The Neva was transporting Irish convict women and children on the way to Sydney and was wrecked off King Island between Victoria and Tasmania.

Only 15 people survived: nine crew members and six convict women.

Flagstaff Hill volunteer Pat Zaunbrecher suggested the idea for the exhibition to her fellow volunteers over a decade ago, and has been working away with her colleagues ever since.

“I read about the Neva and thought that it was so tragic,” she said.

“These women went through their trial, this horrendous journey that they would have been terrified on, then lost their lives in such a sad way.

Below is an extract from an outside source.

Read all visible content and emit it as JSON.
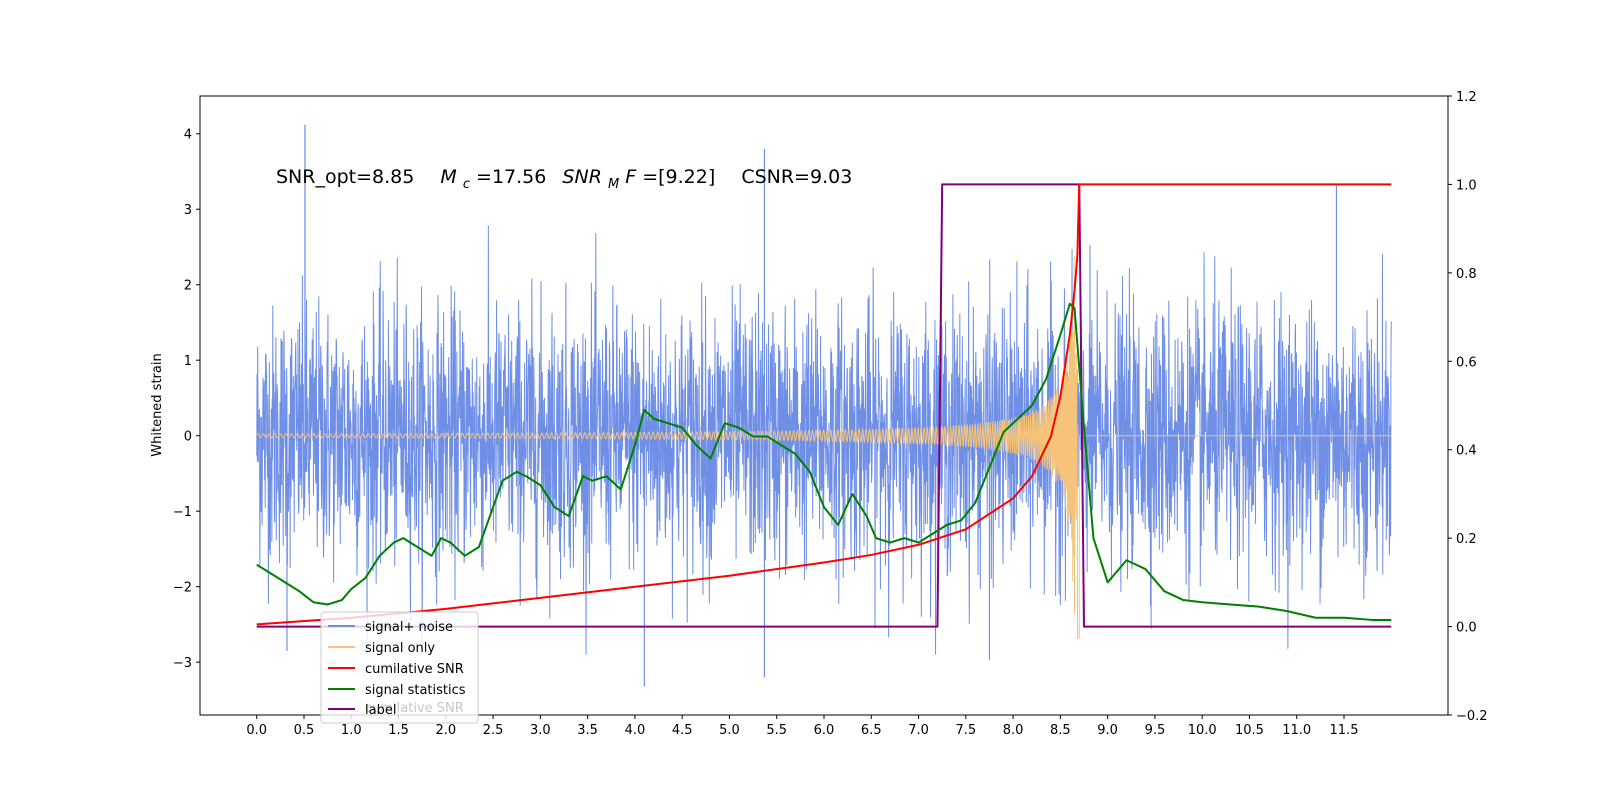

“People have convict ancestors and they think “wow that’s so good” but they don’t understand what it would have meant for that person, what they went through.”

She said that the volunteers decided to make one item of clothing for each victim to help get across the scale of the disaster, as well as to remind everyone that these were ordinary people.

“With the items we chose to make, they’re such personal items. They’re everyday items and they were everyday people,” Ms Zaunbrecher said.

“That journey coming here was a great leveller. They were literally all in the same boat.”

This is the first temporary exhibition at Flagstaff Hill Maritime Village under the stewardship of newly appointed Curator Justin Croft.

Mr Croft said that the Neva is one of the worst disasters in Australian maritime history, but the story isn’t very well known.

“We wanted to introduce temporary exhibitions to help bring some more stories to people’s attention and activate the spaces here in different ways,” he said.

“There are human stories with every shipwreck that are fascinating, but sad at the same time.

“Because it went down so quickly and the area is so treacherous, there hasn’t been any diving to search for the wreck. So if it’s under the sea, it’s still sitting there.”

He said that there was one small positive to come from the disaster, with Margaret Drury, one of the convict survivors, marrying Peter Robinson, a crew member.

“These two survived the shipwreck, and there have been generations who have come after them, some who might know about this story, and some who wouldn’t.”

The exhibition officially opens on May 13 – exactly 187 years after the fateful shipwreck – and runs until July 12.

Flagstaff Hill Maritime Village is home to Australia’s richest collection of shipwreck artefacts and has an average rating of 4.5 out of 5 stars based on over 900 reviews on popular tourism website TripAdvisor.